Scott Barry Kaufman, Ph.D., is a humanistic psychologist exploring the depths of human potential. He has taught courses on intelligence, creativity, and well-being at Columbia University, NYU, the University of Pennsylvania, and elsewhere. In addition to writing the column Beautiful Minds for Scientific American, he also hosts The Psychology Podcast, and is author and/or editor of 9 books, including
Scott Barry Kaufman: I'm a big fan of passion. Because I think that it is what fuels us to create our greatness. We can have all the skill in the world and we can have intelligence, we can have a good ability to think about different possibilities, but if we're not motivated to actually translate it into something that has utility value or even something that can be fleshed out in a more mature way, it's just going to lay inert. So there's different forms of passion that are important. There's harmonious passion where the activity that you're engaged in is really healthfully integrated into your identity. So every time you engage in that activity it's something that makes you feel really good about yourself. So you're saying oh wow this is really congruent with the rest of my value system. You feel in control of your activity. You feel like I could stop right now; I don't need to keep going. You don't feel like there's any external contingencies to perform the activity. The scientist Robert Vallerand is a leading researcher on this form of passion called harmonious passion. And he makes the distinction between harmonious passion and obsessive passion. So whereas harmonious passion is helpfully integrated into your identity, when you're obsessively passionate about something there are all sorts of external contingencies, not just external contingencies but self-esteem contingencies like I'm engaging in this because I want to feel good about myself or I'm engaging in this because I want to please my grand mom or I'm engaging in this because I want to win, win, win, win. Like I don't know who I'm referencing there and all but people who are constantly talking about winning are excessively passionate about what they're doing. It's not coming from an intrinsic place. And the research on creativity, in particular, shows that it is that form of harmonious passion and intrinsically driven motivation that leads to some of the most creative insights.
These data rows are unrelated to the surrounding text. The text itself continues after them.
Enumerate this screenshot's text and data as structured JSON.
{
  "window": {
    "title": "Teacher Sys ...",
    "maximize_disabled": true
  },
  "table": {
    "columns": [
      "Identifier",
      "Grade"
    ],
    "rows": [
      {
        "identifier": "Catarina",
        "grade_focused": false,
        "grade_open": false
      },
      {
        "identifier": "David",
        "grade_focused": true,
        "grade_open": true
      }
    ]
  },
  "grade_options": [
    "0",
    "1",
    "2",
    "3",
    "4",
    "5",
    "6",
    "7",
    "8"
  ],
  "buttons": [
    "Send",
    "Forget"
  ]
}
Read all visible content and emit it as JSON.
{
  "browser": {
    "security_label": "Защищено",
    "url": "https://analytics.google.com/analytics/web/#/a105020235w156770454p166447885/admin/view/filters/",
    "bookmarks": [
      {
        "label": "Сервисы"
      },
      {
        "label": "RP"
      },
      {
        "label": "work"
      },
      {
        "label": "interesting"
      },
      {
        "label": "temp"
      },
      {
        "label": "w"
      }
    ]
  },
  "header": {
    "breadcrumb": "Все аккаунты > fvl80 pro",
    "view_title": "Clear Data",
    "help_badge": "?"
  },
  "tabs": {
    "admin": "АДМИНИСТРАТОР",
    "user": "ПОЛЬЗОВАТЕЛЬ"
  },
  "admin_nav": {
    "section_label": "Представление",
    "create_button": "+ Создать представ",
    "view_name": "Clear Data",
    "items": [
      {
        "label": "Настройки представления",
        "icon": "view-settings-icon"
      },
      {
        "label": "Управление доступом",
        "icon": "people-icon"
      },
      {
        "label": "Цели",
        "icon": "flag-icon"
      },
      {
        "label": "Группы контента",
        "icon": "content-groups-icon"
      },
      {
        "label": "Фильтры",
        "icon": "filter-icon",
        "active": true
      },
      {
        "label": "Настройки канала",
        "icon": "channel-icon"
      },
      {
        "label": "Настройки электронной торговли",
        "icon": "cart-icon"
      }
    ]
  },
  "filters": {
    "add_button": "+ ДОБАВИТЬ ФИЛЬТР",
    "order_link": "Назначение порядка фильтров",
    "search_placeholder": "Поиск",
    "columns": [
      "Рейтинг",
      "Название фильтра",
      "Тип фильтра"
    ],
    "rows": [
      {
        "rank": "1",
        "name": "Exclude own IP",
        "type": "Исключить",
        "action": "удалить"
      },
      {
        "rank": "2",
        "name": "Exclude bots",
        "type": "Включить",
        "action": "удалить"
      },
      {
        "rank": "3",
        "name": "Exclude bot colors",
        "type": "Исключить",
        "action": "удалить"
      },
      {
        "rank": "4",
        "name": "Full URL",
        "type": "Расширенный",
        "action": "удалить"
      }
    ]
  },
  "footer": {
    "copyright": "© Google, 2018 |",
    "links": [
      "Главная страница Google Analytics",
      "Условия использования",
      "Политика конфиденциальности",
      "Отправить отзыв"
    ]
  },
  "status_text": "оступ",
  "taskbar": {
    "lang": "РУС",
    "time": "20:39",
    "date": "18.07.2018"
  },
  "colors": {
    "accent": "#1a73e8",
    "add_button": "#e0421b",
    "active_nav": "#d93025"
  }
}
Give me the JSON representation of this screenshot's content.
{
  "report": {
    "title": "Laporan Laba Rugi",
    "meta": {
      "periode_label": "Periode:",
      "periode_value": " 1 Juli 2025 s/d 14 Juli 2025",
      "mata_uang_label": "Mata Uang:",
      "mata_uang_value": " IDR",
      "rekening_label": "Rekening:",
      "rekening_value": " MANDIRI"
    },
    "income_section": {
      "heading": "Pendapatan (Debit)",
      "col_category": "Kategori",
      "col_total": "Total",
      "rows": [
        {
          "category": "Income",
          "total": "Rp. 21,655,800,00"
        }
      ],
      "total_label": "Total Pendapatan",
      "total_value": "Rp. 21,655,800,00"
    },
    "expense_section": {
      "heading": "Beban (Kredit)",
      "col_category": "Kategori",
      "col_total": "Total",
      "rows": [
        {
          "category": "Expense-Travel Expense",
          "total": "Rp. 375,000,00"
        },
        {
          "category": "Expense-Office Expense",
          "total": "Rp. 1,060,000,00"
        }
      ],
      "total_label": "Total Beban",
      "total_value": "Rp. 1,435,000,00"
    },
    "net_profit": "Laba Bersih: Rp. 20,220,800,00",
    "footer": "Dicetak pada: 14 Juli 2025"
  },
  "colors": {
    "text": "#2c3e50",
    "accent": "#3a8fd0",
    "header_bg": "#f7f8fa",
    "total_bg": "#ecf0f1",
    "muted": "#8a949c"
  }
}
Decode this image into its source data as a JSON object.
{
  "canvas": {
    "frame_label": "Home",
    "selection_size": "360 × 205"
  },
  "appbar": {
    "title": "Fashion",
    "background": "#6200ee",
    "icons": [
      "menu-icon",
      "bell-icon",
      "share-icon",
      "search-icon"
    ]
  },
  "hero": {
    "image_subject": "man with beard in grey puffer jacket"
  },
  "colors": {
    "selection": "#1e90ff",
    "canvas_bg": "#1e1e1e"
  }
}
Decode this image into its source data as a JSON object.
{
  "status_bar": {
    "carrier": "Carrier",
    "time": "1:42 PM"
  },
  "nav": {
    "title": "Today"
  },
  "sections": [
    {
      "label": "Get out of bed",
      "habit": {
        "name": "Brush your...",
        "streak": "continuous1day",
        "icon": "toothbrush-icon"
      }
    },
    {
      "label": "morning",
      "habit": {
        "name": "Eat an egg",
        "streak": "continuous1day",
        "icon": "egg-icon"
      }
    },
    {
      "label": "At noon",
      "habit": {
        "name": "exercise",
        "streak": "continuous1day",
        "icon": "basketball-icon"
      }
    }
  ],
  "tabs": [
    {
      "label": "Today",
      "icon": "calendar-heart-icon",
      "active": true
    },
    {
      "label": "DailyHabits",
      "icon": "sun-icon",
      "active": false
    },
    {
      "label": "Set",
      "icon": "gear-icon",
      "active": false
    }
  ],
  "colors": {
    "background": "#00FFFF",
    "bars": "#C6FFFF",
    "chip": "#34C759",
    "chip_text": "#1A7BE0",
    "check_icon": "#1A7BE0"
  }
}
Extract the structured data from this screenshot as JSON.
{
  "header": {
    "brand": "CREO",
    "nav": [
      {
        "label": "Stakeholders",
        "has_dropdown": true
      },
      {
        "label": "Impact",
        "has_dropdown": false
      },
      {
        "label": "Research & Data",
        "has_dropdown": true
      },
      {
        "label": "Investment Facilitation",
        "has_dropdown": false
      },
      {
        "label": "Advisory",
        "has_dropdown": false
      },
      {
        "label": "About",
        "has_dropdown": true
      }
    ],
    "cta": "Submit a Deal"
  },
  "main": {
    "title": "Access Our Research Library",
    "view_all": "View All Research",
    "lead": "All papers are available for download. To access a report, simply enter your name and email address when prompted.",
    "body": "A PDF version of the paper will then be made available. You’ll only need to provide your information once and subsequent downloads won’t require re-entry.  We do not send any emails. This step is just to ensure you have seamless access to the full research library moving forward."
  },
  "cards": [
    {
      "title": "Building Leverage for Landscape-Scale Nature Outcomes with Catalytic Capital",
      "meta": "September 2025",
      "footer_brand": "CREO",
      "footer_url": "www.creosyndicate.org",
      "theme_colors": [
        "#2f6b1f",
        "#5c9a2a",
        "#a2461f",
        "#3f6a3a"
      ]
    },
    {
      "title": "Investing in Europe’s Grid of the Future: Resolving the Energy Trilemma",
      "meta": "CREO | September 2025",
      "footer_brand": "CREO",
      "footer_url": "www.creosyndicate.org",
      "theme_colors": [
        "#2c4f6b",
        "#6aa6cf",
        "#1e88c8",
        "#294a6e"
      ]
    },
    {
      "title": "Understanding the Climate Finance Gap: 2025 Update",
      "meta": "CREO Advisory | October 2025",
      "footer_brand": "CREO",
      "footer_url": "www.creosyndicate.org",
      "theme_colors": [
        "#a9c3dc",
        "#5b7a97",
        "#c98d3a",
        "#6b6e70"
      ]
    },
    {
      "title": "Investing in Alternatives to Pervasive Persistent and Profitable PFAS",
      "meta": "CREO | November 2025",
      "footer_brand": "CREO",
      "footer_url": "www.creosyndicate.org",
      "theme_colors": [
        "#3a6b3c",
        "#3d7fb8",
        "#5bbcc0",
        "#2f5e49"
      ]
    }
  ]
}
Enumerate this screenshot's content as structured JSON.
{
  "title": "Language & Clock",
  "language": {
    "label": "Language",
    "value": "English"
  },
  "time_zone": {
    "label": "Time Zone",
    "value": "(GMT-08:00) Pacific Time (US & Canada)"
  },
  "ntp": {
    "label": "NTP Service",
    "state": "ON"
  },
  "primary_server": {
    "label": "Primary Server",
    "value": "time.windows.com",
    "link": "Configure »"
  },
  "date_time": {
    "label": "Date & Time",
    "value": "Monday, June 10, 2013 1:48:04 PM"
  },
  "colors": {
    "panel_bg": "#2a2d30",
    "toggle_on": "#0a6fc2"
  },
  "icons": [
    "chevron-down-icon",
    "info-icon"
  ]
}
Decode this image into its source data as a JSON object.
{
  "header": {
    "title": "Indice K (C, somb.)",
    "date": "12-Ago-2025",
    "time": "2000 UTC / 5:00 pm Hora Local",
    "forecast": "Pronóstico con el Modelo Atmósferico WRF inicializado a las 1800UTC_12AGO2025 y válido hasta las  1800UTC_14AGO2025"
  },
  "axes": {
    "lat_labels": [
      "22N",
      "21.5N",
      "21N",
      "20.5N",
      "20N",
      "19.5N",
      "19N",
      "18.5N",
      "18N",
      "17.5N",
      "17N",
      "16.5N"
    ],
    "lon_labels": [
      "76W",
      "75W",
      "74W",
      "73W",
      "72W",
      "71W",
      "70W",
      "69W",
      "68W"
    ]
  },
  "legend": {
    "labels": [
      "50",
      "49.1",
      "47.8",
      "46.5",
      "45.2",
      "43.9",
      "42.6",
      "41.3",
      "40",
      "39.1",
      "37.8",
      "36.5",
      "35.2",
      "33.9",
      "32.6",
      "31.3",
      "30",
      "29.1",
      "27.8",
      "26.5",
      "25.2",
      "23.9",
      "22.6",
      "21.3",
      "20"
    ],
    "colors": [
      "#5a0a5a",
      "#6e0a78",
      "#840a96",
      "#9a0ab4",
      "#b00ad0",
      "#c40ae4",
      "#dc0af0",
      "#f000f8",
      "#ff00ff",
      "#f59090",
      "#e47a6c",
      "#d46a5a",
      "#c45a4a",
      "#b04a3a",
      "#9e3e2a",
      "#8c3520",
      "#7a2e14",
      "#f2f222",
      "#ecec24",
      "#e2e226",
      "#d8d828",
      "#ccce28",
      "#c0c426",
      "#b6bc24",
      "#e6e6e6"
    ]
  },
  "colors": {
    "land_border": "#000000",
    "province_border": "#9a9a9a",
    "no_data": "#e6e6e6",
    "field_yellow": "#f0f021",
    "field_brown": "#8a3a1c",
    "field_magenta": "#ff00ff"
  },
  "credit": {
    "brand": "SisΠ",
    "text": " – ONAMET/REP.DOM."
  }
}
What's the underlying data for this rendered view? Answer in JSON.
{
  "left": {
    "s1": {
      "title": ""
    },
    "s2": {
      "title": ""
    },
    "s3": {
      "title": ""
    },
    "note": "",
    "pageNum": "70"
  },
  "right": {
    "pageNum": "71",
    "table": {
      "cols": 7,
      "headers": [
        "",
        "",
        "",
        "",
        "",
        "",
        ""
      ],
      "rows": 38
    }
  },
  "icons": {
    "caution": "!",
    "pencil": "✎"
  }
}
So a lot of people say follow your passion. I think that's probably very trite advice to just follow passion. You're constantly following a passion that's one step ahead of you, you should be one with your passion and that's what harmonious passion is. So what it is it's so tightly integrated into the core of your identity that it's not like I like basketball, it's I am a basketball player. And so these words matter and the stories we tell ourselves of matter. I saw a terrific elementary school classroom here in New York recently and all over the wall they had the kids write I am a writer because… and they wrote a little paragraph about why they are a writer. It was an English classroom. So it was so tightly part of their identity and it's something that made them feel good about themselves. So that such an important aspect of it. You're not following your passion, you're the one with your passion. But it's bidirectional with effort in the sense that sometimes even if you don't have a passion beforehand and you put in the hard work and effort into something and you develop a competency or you develop mastery in something, that actually increases your passion for the activity. And then the more you increase your passion the more it fuels the motivation to learn more and it increases your skills. So it's a cycle. So effort and passion is this continuous cycle and that's what the latest science is showing.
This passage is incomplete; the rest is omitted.